Editor, Red Bluff Independent, 1865

Tim I. Purdy has this version of the mishap [1]:

In September 1865, Bumpass acted as a tour guide for Watson Chalmers, publisher of the Red Bluff Independent. Upon arriving at Bumpass' mining claim, Chalmers wrote, “On turning the ridge all the wonders of hell were suddenly before us and the descent into hell was easy.” Bumpass warned Chalmers to be cautious while walking around the boiling mud pots, for the ground was not as stable as it appeared. Alas, that was exactly what happened to Bumpass on this visit, as one leg broke through the crust into the boiling mud. For relief, there was a nearby snowbank wherein Bumpass, using a handkerchief, wrapped his leg with the snow.

Bumpass Hell became a tourist attraction. Today, visitors of this hazard zone are guided over its thin, brittle and slippery ground via boardwalks to and between the bubbling pools and roaring holes. Warning signs such as the one below try to raise sightseers' awareness—so they will avoid Bumpass' fate and, instead, stay well in hell.

Mr. Bumpass, by the way, never came back to the fateful field to develop his mining claim.

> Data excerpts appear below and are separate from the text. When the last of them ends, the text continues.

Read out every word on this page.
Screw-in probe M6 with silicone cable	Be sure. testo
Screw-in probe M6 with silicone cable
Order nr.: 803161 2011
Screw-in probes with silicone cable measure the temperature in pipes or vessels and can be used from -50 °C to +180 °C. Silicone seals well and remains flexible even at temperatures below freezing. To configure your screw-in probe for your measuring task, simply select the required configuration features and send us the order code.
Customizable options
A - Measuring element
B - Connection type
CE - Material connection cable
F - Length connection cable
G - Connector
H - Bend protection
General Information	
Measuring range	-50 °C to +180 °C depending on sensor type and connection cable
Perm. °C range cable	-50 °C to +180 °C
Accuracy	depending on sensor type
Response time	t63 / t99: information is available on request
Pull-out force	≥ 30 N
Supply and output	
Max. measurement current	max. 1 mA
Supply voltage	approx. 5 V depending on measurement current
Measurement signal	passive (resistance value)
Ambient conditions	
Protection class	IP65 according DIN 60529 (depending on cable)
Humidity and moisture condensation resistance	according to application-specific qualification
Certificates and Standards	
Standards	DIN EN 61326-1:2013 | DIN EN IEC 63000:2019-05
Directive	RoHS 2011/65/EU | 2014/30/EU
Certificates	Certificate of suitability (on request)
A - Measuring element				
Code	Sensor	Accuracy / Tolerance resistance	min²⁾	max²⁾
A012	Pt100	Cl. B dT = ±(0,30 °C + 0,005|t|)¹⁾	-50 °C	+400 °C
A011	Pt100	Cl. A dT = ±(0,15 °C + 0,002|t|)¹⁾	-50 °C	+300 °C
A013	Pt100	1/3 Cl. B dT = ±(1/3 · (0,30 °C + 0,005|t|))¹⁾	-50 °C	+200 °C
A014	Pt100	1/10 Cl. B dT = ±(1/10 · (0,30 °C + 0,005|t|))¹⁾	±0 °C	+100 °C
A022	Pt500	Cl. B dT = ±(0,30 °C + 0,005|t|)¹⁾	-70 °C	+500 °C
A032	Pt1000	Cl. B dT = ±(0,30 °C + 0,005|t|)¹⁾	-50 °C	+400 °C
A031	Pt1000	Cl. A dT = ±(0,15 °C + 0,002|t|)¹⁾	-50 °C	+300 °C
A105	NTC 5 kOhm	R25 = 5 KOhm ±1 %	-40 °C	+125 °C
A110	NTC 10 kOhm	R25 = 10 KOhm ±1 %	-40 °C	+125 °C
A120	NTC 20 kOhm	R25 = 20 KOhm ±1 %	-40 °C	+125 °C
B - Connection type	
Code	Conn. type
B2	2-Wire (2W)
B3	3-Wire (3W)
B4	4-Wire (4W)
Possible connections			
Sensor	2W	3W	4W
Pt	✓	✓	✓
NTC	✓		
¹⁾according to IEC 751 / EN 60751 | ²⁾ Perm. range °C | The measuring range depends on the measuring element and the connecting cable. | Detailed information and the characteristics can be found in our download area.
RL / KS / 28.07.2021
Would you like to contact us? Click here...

Note: K. V. Bumpass' name is occasionally written with an uppercase H: Kendall VanHook Bumpass

Keywords: eponym, place name, geography, curiosity, incautiousness, accident, unfortunate experience, leg amputation.

References and more to explore
[1] Tim I. Purdy: Lassen Volcanic. Lahontan Images, Susanville, California, 2009; pages 48 and 53-54.
[2] Dottie Smith: Travelin' in Time: The scary wonder of Bumpass'. June 13, 2013 [].
[3] Wild Ink Press: {bumpass hell.} October 17, 2011 [].